The Norman Transcript

January 5, 2013

Supplements should augment, not eliminate a good, balanced diet

By Brenda Hill
The Norman Transcript

NORMAN — Now that we have closed the book on 2012, many people across the state are looking at ways to get healthy in the new year.

Some people believe they can achieve optimum health by taking dietary supplements but the best way to get all the nutrients you need is by eating a variety of foods following the USDA Daily Food Plan. However, if eating a well-balanced diet isn’t feasible, you may benefit from dietary supplement.

There are several situations in which a supplemental may be helpful for some people, including having a nutrient deficiency, pregnancy or following a very low-calorie diet.

Other situations when a dietary supplement may have a role can include eating a poor diet, taking medication that uses nutrients or having a disease that changes the way your body uses nutrients.

When it comes to supplements, more is not better. Some people may think they can improve their health by taking supplement doses, but taking nutrients in large amounts is not recommended without medical advice. Vitamins and minerals in large doses can be dangerous. The body stores minerals and fat-soluble vitamins. Large amounts can build up in the body and can be harmful.

The body does not store water-soluble vitamins, but large amounts can still cause problems. A balanced intake is vital because nutrients affect each other. Too much or too little of one nutrient can affect how the body uses others.

Something you need to understand is supplements cannot make up for a diet that consists of unhealthy choices. Supplements do not have all the nutrients important for health.
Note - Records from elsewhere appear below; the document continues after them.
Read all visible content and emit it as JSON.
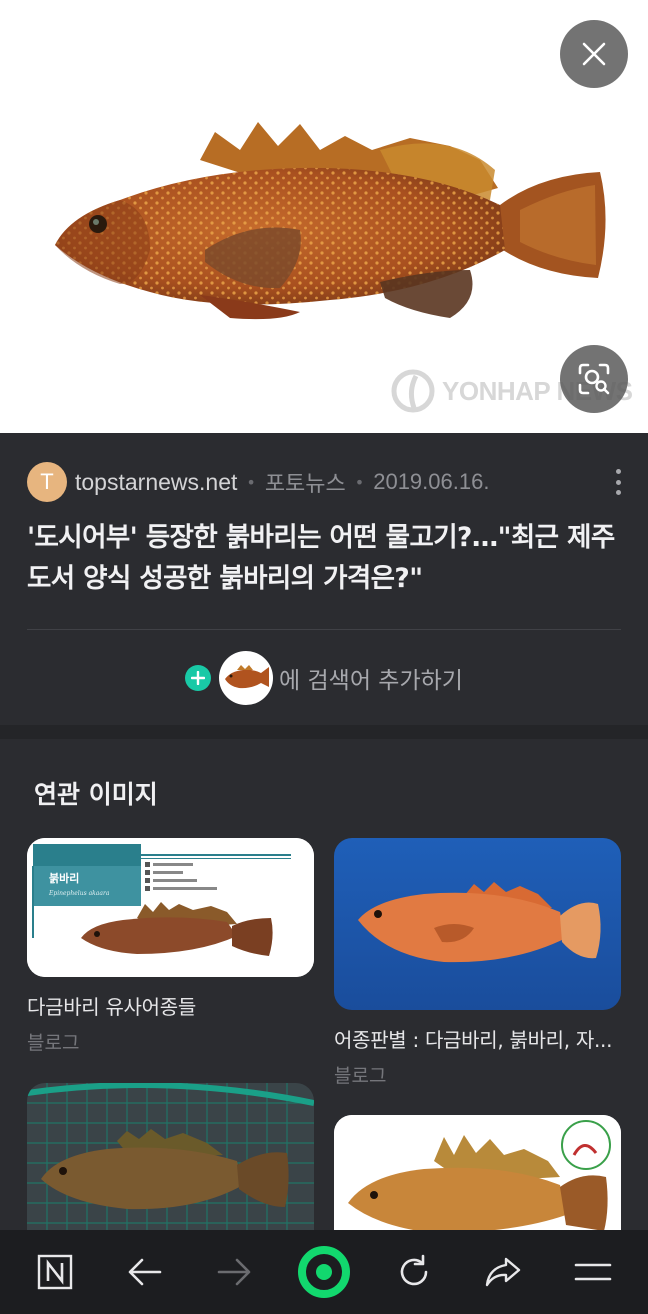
{
  "hero": {
    "watermark": "YONHAP NEWS",
    "close_icon": "close-icon",
    "lens_icon": "image-search-icon"
  },
  "article": {
    "source_initial": "T",
    "source_name": "topstarnews.net",
    "category": "포토뉴스",
    "date": "2019.06.16.",
    "headline": "'도시어부' 등장한 붉바리는 어떤 물고기?…\"최근 제주도서 양식 성공한 붉바리의 가격은?\"",
    "add_keyword_label": "에 검색어 추가하기",
    "colors": {
      "avatar": "#e7b57f",
      "accent": "#19c9a6"
    }
  },
  "related": {
    "title": "연관 이미지",
    "cards": [
      {
        "caption": "다금바리 유사어종들",
        "source": "블로그",
        "chart_label": "붉바리",
        "chart_sci": "Epinephelus akaara"
      },
      {
        "caption": "어종판별 : 다금바리, 붉바리, 자...",
        "source": "블로그"
      },
      {
        "caption": "",
        "source": ""
      },
      {
        "caption": "",
        "source": ""
      }
    ]
  },
  "toolbar": {
    "items": [
      "home-n-icon",
      "back-arrow-icon",
      "forward-arrow-icon",
      "green-dot-icon",
      "refresh-icon",
      "share-icon",
      "menu-icon"
    ]
  }
}
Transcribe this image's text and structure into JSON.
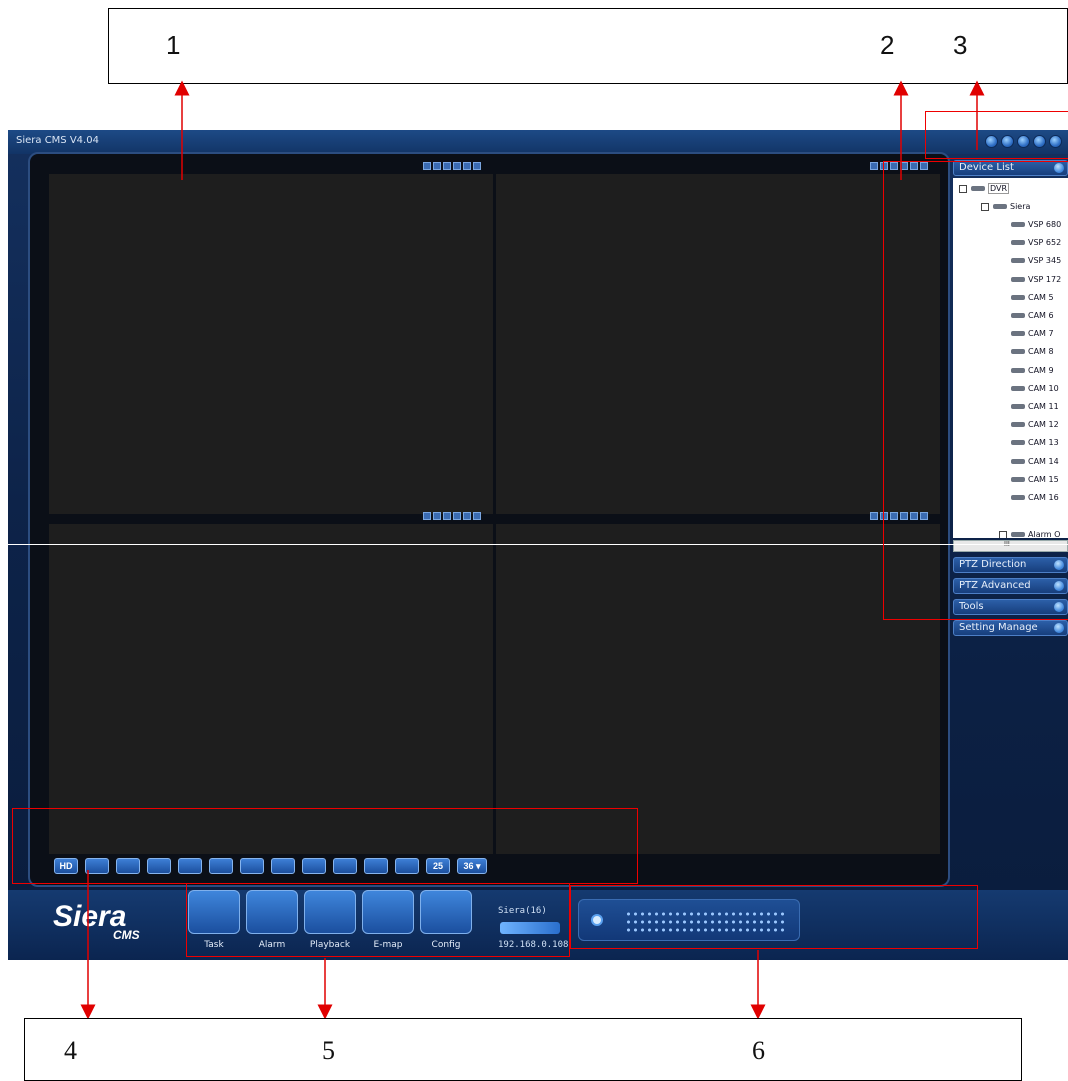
{
  "window": {
    "title": "Siera CMS  V4.04"
  },
  "callouts": {
    "top": [
      "1",
      "2",
      "3"
    ],
    "bottom": [
      "4",
      "5",
      "6"
    ]
  },
  "video": {
    "panes": 4
  },
  "layout_bar": {
    "buttons": [
      "HD",
      "",
      "",
      "",
      "",
      "",
      "",
      "",
      "",
      "",
      "",
      "",
      "25",
      "36 ▾"
    ]
  },
  "side_panel": {
    "device_list_title": "Device List",
    "tree": {
      "root": "DVR",
      "site": "Siera",
      "cameras": [
        "VSP 680",
        "VSP 652",
        "VSP 345",
        "VSP 172",
        "CAM 5",
        "CAM 6",
        "CAM 7",
        "CAM 8",
        "CAM 9",
        "CAM 10",
        "CAM 11",
        "CAM 12",
        "CAM 13",
        "CAM 14",
        "CAM 15",
        "CAM 16"
      ],
      "alarm": "Alarm O"
    },
    "sections": [
      "PTZ Direction",
      "PTZ Advanced",
      "Tools",
      "Setting Manage"
    ],
    "scroll_label": "III"
  },
  "bottom_bar": {
    "logo_main": "Siera",
    "logo_sub": "CMS",
    "tools": [
      "Task",
      "Alarm",
      "Playback",
      "E-map",
      "Config"
    ],
    "dvr_name": "Siera(16)",
    "dvr_ip": "192.168.0.108"
  },
  "colors": {
    "accent": "#3f86dc",
    "annotation": "#e00000"
  }
}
It is important to try to meet your nutrient needs with a balanced diet rather than supplements.

The more variety there is in a diet, the less likely a person is to get too much or too little of any vitamin or mineral.

After the USDA’s Daily Food Plan is the best way to get all the nutrients needed in a healthy diet. However, if you do take a dietary supplement, you need to choose a supplement that contains a variety of vitamins and minerals.

Do not take more than 100 percent of the dietary reference intake, unless recommended by your health care provider. Some people may think since supplements are not prescription medications they do not have to read the labels and follow directions, or they can take double doses in an effort to get more nutrients, but that simply is not true. It is very important to take supplements according to label directions and advice from your health care provider.

Brenda Hill is a home and health educator with with Oklahoma Cooperative Extension Service in Cleveland County.